You’re on vacation but still choosing to look at DCUM???
Anonymous
Anonymous wrote:
Anonymous wrote:I personally worry about girls schools being too academically focused because girls often have a tendency to be perfectionists. Girls already outnumber boys in college. I imagine any competitive girls school will have an academically intense environment.


Umm, let me guess, you are a "stay at home mom" - an unemployed woman with nothing to do but fret about what life *might* be like in the big scary world beyond your kitchen.


Well, that was a leap. Pls explain how you concluded PP is a SAHP and why you dislike that so much.

Anonymous
There is a lot of generalization in the question. My graduate of a private school was really busy but loved it. He took a lot of advanced classes. Did he study a ton? Sure, but he had a good group of friends who did the same and these guys will be life-long buddies. He was also at school a lot for meets and activities. He played three sports, was involved in a bunch of clubs. In the summers he had a job but also had a lot of socializing time then and the summer reset is something all my kids love. He is also very close to his sisters. Bottom line, I don’t think he would look at his HS experience and say I wish I had studied less or done fewer activities. If anything, he reflects on that time more fondly.
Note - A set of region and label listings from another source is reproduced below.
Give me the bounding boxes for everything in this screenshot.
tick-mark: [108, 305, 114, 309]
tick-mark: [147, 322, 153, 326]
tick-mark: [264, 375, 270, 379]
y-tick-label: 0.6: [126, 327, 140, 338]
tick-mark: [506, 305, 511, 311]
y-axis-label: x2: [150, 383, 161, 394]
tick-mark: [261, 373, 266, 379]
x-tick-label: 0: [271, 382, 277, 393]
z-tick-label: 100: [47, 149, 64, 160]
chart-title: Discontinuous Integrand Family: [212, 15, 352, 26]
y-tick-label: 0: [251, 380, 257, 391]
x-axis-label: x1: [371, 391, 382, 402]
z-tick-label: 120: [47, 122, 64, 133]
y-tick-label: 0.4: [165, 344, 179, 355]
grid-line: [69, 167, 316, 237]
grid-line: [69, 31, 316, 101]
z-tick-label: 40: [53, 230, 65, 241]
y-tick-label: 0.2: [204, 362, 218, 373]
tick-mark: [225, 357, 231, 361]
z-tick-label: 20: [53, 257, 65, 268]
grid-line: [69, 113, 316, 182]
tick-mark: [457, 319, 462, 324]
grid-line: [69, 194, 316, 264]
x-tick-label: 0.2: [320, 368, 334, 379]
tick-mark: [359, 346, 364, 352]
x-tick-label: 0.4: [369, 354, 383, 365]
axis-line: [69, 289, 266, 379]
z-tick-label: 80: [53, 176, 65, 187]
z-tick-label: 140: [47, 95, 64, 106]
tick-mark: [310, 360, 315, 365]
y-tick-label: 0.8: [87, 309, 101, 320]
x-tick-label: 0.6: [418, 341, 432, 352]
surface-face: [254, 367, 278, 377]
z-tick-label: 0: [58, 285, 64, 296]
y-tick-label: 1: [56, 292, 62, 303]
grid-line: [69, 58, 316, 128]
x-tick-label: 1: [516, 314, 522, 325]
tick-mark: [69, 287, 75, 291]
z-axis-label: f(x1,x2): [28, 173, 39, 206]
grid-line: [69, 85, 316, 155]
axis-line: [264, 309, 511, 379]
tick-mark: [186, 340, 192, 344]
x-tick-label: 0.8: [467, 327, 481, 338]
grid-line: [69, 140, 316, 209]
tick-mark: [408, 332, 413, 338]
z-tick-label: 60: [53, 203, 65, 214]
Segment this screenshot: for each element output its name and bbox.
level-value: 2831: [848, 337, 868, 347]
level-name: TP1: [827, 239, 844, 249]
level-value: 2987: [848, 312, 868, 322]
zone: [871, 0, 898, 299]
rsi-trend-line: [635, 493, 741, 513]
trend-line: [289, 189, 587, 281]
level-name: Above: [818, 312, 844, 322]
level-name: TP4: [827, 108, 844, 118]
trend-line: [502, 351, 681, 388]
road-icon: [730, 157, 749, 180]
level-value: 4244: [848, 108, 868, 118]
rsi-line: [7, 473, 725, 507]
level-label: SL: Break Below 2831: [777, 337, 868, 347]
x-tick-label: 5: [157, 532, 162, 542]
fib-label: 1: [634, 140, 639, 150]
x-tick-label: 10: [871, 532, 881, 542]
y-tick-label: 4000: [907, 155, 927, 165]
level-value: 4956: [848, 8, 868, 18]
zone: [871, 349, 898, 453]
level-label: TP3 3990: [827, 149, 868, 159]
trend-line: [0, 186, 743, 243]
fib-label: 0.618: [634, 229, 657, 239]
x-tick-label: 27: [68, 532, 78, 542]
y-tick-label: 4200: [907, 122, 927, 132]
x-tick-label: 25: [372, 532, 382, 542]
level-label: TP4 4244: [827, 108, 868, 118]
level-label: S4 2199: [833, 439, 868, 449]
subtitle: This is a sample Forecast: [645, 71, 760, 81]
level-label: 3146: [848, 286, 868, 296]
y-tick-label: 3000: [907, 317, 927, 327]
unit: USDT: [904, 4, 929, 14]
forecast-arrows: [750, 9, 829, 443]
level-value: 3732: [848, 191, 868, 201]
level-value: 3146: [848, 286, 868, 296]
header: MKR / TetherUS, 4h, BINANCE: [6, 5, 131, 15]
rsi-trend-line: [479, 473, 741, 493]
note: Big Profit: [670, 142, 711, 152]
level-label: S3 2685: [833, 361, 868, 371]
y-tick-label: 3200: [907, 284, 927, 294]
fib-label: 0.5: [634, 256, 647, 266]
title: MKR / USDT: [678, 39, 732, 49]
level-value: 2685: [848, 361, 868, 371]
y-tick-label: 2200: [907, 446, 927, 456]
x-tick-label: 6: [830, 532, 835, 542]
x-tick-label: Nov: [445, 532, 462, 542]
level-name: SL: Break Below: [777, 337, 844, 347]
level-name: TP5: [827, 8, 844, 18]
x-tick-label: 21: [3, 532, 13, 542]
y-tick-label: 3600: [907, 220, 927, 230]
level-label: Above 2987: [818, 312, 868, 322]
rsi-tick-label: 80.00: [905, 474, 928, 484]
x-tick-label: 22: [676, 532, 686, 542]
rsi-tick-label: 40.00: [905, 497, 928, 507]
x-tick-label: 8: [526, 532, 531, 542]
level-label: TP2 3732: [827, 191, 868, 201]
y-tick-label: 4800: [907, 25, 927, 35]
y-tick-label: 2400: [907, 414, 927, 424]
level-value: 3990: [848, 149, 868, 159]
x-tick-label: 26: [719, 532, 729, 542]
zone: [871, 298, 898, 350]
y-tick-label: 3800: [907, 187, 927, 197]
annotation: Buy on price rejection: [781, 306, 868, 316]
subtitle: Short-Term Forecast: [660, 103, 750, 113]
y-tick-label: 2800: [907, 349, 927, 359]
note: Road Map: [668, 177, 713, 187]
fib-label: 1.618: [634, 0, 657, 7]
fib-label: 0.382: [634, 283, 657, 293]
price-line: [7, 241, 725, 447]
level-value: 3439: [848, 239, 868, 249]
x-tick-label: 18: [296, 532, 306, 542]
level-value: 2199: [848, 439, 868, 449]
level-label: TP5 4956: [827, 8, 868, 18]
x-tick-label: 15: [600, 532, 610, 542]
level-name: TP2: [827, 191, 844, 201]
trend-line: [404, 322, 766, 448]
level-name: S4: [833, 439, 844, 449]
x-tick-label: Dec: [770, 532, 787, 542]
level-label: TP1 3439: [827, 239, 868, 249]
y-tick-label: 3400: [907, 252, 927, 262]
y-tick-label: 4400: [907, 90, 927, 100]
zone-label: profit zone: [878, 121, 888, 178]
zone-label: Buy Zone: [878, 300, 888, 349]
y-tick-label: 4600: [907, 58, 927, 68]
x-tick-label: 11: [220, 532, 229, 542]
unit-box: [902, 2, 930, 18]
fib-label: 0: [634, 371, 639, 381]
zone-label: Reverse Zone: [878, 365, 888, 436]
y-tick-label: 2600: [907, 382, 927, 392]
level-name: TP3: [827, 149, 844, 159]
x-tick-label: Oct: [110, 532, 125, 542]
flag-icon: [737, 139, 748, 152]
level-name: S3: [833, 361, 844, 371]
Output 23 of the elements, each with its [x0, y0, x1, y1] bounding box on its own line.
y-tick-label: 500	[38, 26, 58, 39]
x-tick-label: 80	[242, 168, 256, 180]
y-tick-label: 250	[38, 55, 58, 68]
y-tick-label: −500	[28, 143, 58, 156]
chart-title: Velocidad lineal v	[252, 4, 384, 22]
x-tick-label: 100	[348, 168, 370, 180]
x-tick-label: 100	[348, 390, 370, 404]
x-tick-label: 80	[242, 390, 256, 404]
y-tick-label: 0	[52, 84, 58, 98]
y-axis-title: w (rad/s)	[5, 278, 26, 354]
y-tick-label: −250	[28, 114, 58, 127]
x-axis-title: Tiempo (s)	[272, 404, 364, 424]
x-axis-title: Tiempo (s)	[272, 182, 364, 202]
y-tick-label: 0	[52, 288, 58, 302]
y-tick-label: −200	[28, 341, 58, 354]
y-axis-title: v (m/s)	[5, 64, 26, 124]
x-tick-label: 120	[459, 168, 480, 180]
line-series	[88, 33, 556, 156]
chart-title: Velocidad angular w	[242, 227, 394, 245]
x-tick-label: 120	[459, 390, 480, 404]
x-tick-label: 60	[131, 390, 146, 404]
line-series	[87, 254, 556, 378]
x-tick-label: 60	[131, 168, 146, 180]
His younger sisters (also at private) seem to be in the same path (though one will take fewer honors classes for sure). My oldest daughter does seem to be more perfectionist in her tendencies and it takes a lot of reminding to keep her feeling that she is in the drivers seat and has a lot of choice in how she approaches the world. Parenting can def feel tiring in this respect -my son needed less hand-holding - but the kids are fun to be around so it makes up for it.

It often feels like parents are looking for this magic work life balance and should rather see if their kid seems to like their life. Kids in private schools have so many choices and resources - take advantage of those! It also seems like a lot of parents set their kids up for stress in that they put too much pressure on college choices and set standards where they don’t allow their kids to fail (and some seem to put pressure on the social stuff too, want kids to be popular). The parents themselves also seem stressed which I think the kids end up modeling.

Also, be careful what you wish for - a lot of kids who are “balanced” do a lot of partying in HS. Staying busy was a godsend for my oldest kid bc he made a lot of friends but didn’t get into trouble. It seems the younger ones are on the same path - or at least I hope so.

So that is my long way of saying, take your cues from your kid and don’t create a problem where there isn’t one.